匿名組合のメリットは、事業の運営を管理者であるプロに任せられるということと、任意組合のデメリットであった無限責任が、匿名組合では出資を限度に責任を負う有限責任となるということでしょうか。

匿名組合のデメリットは、出資者が経営に参加しないため、出資者と管理者の関係が希薄なため、管理者に相当の信用がないかぎり、出資者を集めるのが大変なことでしょうか。

匿名組合の代表例としては、太陽光プロジェクトなどで利用される「GK-TKスキーム」があげられます。

ちなみに、「匿名」が名前に入っていますが、一般的に利用されているもので、別に怪しいものではありません。

 

投資事業有限責任組合

株式等への投資事業を行う際、無限責任の任意組合を避けられる傾向にあり、投資ファンドの組成が活発的に行われなかったことから、1998年に中小企業等投資事業有限責任組合契約に関する法律(いわゆるファンド法)が制定され、任意組合でありながら、出資者は有限責任ですむ投資事業有限責任組合ができました。

ただし、管理者は無限責任で変わらない点や、いくつかの制約条件があります。

制約条件は、投資対象は基本的に国内発行の株式や社債で、投資事業有限責任組合には、公認会計士の監査が必要とされました。さらに、投資組合にも関わらず、法務局への登記が必要となります。

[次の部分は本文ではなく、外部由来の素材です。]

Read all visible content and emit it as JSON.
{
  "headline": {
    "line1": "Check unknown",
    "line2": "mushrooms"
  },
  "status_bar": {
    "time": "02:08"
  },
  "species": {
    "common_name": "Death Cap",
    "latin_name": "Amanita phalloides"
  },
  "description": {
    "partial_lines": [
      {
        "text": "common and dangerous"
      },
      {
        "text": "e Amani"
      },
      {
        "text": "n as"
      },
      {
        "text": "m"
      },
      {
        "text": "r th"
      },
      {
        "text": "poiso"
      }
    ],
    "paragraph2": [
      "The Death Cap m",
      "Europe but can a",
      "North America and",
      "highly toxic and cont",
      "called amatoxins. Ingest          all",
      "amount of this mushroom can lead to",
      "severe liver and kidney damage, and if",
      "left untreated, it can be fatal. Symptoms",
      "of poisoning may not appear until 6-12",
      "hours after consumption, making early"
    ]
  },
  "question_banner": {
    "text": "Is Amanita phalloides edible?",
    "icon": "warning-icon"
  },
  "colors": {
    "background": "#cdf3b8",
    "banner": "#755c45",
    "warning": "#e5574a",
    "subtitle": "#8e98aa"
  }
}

どちらかというと任意組合よりは匿名組合に近い形態になりますでしょうか。

 

有限責任事業組合(日本版LLP)

有限責任事業組合は、任意組合と同じく出資者と管理者の共同事業を前提としており、責任も任意組合と同じく無限責任となっています。任意組合との違いは、登記が必要なこと、利益の分配比率を自由にいつでも変更することができる点でしょうか(ただし、理由のない変更は税務上の否認リスクがありますので注意が必要です)。

 

法人で事業をすると法人の利益には法人税が、そして、配当の際には所得税がかかってきます。投資組合を利用することで、パススルー課税となり、法人税は回避できることになりますので、事業によっては検討の余地があるかもしれません。最近はファンドの他、家族経営の事業や相続税関連の対策で流行っているようです。

 

なお、投資組合をご検討の際には、条件等複雑ですので、専門家にご相談されることを強くおすすめします。